The interesting thing is, a different machine
booted just fine with the same setup. In my case:
a DELL PowerEdge 1750 did boot, a PowerEdge 1950
did not.

My setup:

One server (7.0-STABLE) was serving TFTP and NFS
to the local net, and both nfs root and tftp root were the same:

/pxebootroot -alldirs -rw -maproot=root -network 192.168.1 -mask  
255.255.255.0

in /etc/exports as well as

tftp dgram udp wait root /usr/libexec/tftpd tftpd -s /pxebootroot
in /etc/inetd.conf

In my dhcpd.conf on the dhcp server I had the
following entries
(192.168.1.61 being the tftp and nfs server):

filename "/boot/pxeboot";
next-server 192.168.1.61;
option root-path "192.168.1.61:/pxebootroot";

After a few attempts with the above error message
I had a look into lsdev in the loader. It listed dell's
virtual disk as well as, as a last entry, a
192.168.1.61:/boot/pxeboot

this made me think that something strange was going
on: why should that be listed as a device? maybe
it got nfsmounted already? I tried "load"ing
the kernel from there, but I didn't get far.

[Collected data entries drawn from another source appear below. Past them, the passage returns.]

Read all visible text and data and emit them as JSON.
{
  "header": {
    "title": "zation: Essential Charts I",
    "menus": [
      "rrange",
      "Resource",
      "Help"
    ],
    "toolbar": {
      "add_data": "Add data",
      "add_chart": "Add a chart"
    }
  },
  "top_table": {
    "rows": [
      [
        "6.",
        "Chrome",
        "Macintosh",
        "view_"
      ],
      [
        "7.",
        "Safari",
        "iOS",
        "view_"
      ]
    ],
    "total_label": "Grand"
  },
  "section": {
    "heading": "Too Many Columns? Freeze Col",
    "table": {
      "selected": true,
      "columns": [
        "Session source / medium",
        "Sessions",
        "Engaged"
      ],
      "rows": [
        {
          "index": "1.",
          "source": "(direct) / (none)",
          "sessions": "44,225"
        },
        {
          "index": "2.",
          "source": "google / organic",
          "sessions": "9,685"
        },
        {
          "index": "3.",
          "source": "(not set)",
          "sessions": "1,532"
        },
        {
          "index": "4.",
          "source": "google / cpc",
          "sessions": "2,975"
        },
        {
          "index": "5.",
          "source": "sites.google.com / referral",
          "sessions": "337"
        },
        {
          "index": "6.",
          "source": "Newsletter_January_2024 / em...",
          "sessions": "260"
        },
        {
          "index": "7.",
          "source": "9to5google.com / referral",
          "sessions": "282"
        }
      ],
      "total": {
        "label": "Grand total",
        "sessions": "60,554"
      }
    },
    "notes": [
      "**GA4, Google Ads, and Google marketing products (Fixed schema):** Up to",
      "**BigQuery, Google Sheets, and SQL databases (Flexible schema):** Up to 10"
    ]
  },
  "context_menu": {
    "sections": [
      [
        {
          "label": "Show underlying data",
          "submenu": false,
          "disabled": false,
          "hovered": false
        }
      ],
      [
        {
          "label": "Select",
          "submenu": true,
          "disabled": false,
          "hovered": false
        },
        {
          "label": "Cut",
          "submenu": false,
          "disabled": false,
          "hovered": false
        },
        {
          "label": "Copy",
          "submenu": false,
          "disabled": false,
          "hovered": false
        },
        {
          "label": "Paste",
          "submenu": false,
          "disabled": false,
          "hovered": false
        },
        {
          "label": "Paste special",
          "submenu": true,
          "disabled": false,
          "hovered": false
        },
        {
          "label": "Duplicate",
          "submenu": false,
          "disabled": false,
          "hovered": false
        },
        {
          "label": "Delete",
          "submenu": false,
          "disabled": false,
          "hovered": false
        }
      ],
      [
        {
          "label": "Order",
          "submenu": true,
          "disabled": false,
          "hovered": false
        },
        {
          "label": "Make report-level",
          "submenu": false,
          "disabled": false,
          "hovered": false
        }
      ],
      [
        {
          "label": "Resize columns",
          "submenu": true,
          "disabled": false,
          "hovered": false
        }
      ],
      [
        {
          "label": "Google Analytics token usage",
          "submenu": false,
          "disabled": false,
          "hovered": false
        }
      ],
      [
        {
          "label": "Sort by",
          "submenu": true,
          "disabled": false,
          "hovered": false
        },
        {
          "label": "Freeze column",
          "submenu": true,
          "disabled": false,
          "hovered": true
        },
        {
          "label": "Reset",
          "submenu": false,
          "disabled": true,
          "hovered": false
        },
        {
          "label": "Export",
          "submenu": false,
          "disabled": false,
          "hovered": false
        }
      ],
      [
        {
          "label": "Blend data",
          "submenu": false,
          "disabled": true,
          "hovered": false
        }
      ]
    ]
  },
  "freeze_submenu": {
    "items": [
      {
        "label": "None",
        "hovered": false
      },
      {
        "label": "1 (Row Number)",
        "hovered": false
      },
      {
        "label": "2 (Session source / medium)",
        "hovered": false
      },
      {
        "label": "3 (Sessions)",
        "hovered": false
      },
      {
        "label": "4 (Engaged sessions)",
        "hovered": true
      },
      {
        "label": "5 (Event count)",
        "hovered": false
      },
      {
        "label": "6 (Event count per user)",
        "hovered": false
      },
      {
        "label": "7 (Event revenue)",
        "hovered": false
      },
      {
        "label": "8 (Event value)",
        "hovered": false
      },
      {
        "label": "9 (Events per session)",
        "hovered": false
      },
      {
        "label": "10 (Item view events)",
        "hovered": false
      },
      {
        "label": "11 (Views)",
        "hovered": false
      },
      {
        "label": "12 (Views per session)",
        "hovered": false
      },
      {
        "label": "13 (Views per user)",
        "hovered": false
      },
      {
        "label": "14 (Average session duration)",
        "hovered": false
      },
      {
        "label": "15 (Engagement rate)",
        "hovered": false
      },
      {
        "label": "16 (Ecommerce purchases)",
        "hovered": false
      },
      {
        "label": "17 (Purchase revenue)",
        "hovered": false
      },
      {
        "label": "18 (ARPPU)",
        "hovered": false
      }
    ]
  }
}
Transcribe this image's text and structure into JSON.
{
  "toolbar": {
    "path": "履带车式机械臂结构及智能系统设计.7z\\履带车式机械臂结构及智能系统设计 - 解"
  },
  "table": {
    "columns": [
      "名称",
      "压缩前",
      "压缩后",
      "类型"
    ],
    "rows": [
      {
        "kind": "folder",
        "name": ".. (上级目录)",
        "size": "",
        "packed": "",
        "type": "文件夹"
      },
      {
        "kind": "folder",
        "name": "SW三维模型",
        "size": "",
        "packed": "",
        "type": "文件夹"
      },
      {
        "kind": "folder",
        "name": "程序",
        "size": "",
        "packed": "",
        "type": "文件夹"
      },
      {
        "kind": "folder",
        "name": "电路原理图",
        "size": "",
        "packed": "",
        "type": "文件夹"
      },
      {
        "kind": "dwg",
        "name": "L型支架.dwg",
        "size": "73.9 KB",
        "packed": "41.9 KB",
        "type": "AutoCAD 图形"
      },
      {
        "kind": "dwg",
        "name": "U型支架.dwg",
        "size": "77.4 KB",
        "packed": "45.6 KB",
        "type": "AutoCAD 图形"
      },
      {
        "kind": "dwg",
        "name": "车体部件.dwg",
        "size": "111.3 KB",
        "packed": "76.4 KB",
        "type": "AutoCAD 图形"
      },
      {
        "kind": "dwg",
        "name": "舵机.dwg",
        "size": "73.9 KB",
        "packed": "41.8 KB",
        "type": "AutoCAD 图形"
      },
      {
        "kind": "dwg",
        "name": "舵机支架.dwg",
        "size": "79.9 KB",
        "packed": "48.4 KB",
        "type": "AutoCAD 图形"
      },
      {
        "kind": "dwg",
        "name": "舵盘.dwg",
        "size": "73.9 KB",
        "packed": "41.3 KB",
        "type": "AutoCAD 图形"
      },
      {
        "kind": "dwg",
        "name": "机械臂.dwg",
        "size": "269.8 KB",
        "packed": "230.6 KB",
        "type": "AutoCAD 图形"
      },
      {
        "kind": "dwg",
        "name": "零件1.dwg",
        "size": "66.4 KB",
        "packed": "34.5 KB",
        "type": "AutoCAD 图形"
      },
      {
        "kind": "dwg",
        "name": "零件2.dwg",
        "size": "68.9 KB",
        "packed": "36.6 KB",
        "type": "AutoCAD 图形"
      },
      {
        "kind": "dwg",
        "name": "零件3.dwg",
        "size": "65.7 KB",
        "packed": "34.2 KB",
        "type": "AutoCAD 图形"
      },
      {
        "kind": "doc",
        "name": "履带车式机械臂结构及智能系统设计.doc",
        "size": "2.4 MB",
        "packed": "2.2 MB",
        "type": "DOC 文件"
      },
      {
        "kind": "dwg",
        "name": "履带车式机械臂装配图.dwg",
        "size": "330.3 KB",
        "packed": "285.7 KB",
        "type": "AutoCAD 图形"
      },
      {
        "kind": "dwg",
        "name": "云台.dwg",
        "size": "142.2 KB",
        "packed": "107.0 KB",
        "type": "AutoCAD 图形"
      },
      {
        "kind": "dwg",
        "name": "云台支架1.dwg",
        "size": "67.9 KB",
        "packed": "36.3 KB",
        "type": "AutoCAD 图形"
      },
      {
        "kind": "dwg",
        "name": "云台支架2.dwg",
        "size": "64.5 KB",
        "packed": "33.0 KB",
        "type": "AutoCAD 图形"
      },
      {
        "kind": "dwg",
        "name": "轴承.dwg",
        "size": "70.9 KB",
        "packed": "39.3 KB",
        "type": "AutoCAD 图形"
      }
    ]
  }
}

Whatever was wrong or not with it, it gave me an
idea, ant it helped, in my case
(on the tftp- and nfs server machine):

cp -p /pxebootroot/boot/pxeboot /pxebootroot/

change the filename in dhcpd.conf of the dhcp server:
-> from filename "/boot/pxeboot";
-> to filename "pxeboot";

and it boots fine with NFS root. I think somehow the
slashes (/) within the filename in dhcp were
(mis)interpreted by the pxe hw of the 1950.

I'm still finishing a setup with different pxe boot
environments, so if I come across any other details
for this I'll be glad to share them.